The justification for the introduction of wine into supermarkets was to foster a “wet” drinking culture in NZ, where regular consumption of small amounts of wine (for example, with meals) was the norm.3 This was intended to replace our traditional “dry” culture of less frequent but greater per occasion consumption, which is associated with greater harm.10
Since its introduction to supermarkets in 1989, wine consumption has increased from 25 bottles, to 37 bottles per capita (15 years plus) in 2008.3 Wall and Casswell (2012) commented that the step-change increase in wine consumption following its introduction to supermarkets might have been further amplified by increasing affordability of wine as a result of supermarkets’ more aggressive pricing policies.25
The Law Commission (2009) noted that the introduction of wine to supermarkets failed to dissipate our heavy drinking culture,3 and our study suggests that supermarket-sourced alcohol makes a noteworthy contribution to harm.

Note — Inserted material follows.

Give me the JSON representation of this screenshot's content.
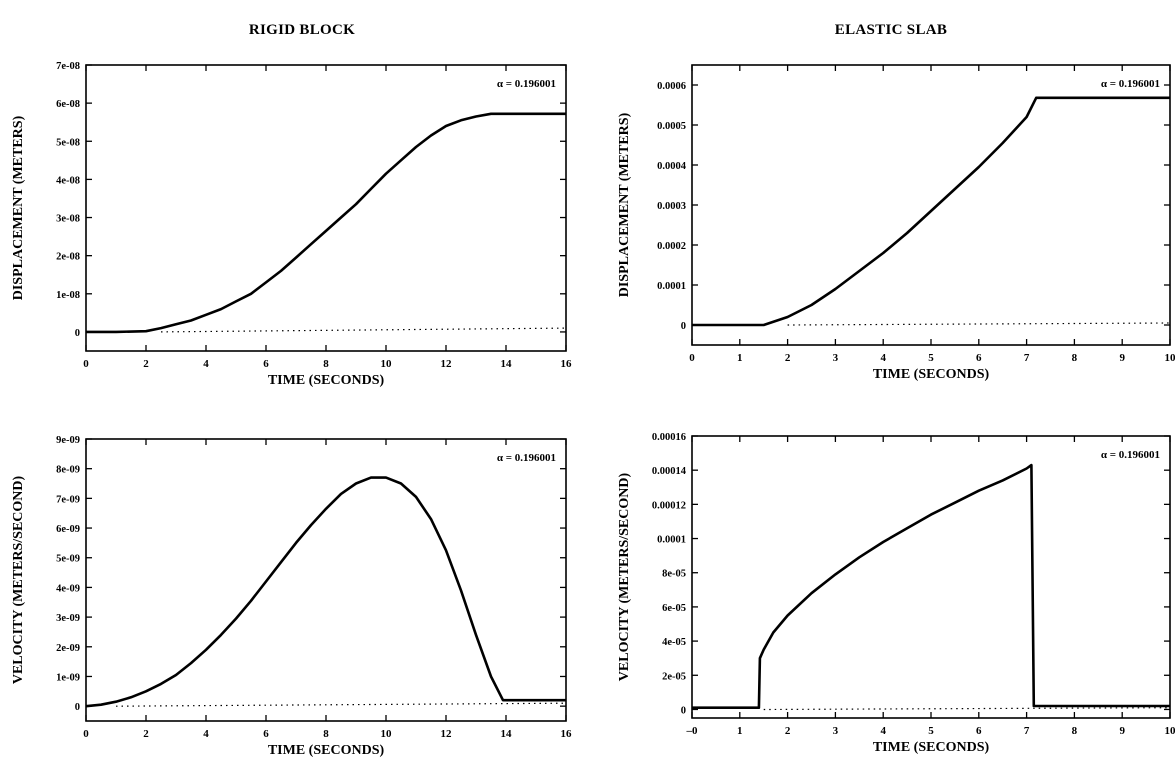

Additionally, the purchasing power of the New Zealand’s two primary supermarket chains and their growing market share has been identified as a key factor in the development of the highly competitive off-premise liquor retail market.3
Study limitations—This study had a number of limitations. Firstly, the timing of the study might not represent drinking behaviours throughout the year (for example, alcohol consumption would be expected to rise over the lead-up to the Christmas/New Year period).
A number of events traditionally involving heavy alcohol consumption (such as the New Zealand Trotting Cup, Christchurch Show Day and the Christchurch Wine and Food Festival) fell within the sampling period, so recorded drinking behaviour might not be typical. However, these accounted for only a small portion of the two week sample time.
Secondly, 66% of those not consenting were not sober. The people with the highest levels of intoxication were unable to consent (due to, for example; critical state, safety concerns etc.), and a high level of intoxication is associated with memory-loss, which limits patients’ ability to answer questions about their drinking accurately. The sampling bias due to the most intoxicated being unable to contribute and the recall bias of those with impaired memory from intoxication, have most likely led to underestimation of the true level of drinking.
Thirdly, while most patients seemed happy to answer questions about their drinking, there might have been a response bias relating to stigma, or conversely pride, associated with alcohol consumption, leading to an under- or over-estimation of alcohol consumption. Fourthly, the time of observation of patients’ level of intoxication varied according to waiting room times and the workload within the ED. Some patients might have sobered up in this time and subsequently been categorised inappropriately.
Finally, 29 patients who were missed and retrospectively tracked through notes might or might not have been eligible to consent. These patients were not included in the study. Therefore, there has probably been an underestimation of the number of alcohol-affected patients.
Even with these limitations, this study establishes a baseline with which the effects of any policy changes can be compared in the future.